The offending VCF line was:
7 85067121 rs149973664 TATTGCACAACAAAAGAAAAACAAAAGATATTTAGTAC T 50 PASS platforms=3;platformnames=CG,Illumina,10X;datasets=5;datasetnames=CGnormal,HiSeqPE300x,HiSeq250x250,10XChromium,HiSeqMatePair;callsets=8;callsetnames=CGnormal,HiSeqPE300xfreebayes,HiSeq250x250freebayes,HiSeqPE300xGATK,HiSeq250x250GATK,10XGATKhaplo,HiSeqMatePairfreebayes,HiSeqMatePairGATK;datasetsmissingcall=IonExome;callable=CS_CGnormal_callable,CS_HiSeqPE300xfreebayes_callable,CS_HiSeq250x250freebayes_callable;filt=CS_CGnormal_filt,CS_HiSeqMatePairGATK_filt GT:PS:DP:ADALL:AD:GQ 0/1:.:836:220,154:0,0:1460
With the corresponding BED file region being:
7 85058314 85067126 7 85067151 85068558 7 85068659 85071179 7 85071280 85073955
I believe the issue is that the bed file position wasn't updated when the homozygous start window was updated (around here).

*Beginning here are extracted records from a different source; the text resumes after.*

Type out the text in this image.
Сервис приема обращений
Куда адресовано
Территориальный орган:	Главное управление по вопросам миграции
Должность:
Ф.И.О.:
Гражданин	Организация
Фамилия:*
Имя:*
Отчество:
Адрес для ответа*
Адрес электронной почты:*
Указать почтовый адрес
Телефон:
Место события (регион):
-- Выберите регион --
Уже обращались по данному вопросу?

Updated by Abram Connelly almost 6 years ago
This is specifically the error that was causing tabix
to not index properly:
7 85065014 . G <NON-REF> . PASS END=85067120 GT 0/0 7 85067121 rs149973664 TATTGCACAACAAAAGAAAAACAAAAGATATTTAGTAC T 50 PASS platforms=3;platformnames=CG,Illumina,10X;datasets=5;datasetnames=CGnormal,HiSeqPE300x,HiSeq250x250,10XChromium,HiSeqMatePair;callsets=8;callsetnames=CGnormal,HiSeqPE300xfreebayes,HiSeq250x250freebayes,HiSeqPE300xGATK,HiSeq250x250GATK,10XGATKhaplo,HiSeqMatePairfreebayes,HiSeqMatePairGATK;datasetsmissingcall=.;callable=CS_CGnormal_callable,CS_HiSeqPE300xfreebayes_callable,CS_HiSeq250x250freebayes_callable;filt=CS_CGnormal_filt,CS_HiSeqMatePairGATK_filt GT:PS:DP:ADALL:AD:GQ 0/1:.:836:220,154:0,0:1460 7 85067159 . T <NON-REF> . PASS END=85067126 GT 0/0 7 85067152 . T <NON-REF> . PASS END=85067723 GT 0/0 7 85067724 rs79027572 T C 50 PASS platforms=2;platformnames=Illumina,CG;datasets=4;datasetnames=HiSeqPE300x,CGnormal,HiSeq250x250,HiSeqMatePair;callsets=7;callsetnames=HiSeqPE300xGATK,CGnormal,HiSeqPE300xfreebayes,HiSeq250x250GATK,HiSeq250x250freebayes,HiSeqMatePairfreebayes,HiSeqMatePairGATK;datasetsmissingcall=10,.;callable=CS_HiSeqPE300xGATK_callable,CS_CGnormal_callable,CS_HiSeqPE300xfreebayes_callable,CS_HiSeq250x250GATK_callable,CS_HiSeq250x250freebayes_callable;filt=CS_HiSeqPE300xGATK_filt GT:PS:DP:ADALL:AD:GQ 0/1:.:1049:180,211:79,84:1299
Notice 85067152
comes after in the file but falls before the start of the previous lines reported 85067159
.
tabix
reports the following error (with out.vcf.gz
being the output VCF file):
[E::hts_idx_push] Unsorted positions on sequence #1: 85067159 followed by 85067152 tbx_index_build failed: out.vcf.gz
Updated by Abram Connelly almost 6 years ago
- Status changed from New to Resolved
I subtracted the beginning BED start from the source BED file as well as the VCF file so that we could create a small test snippet with a reference that was checked in.
Bug has been fixed and tests have been added to make sure the problem region passes.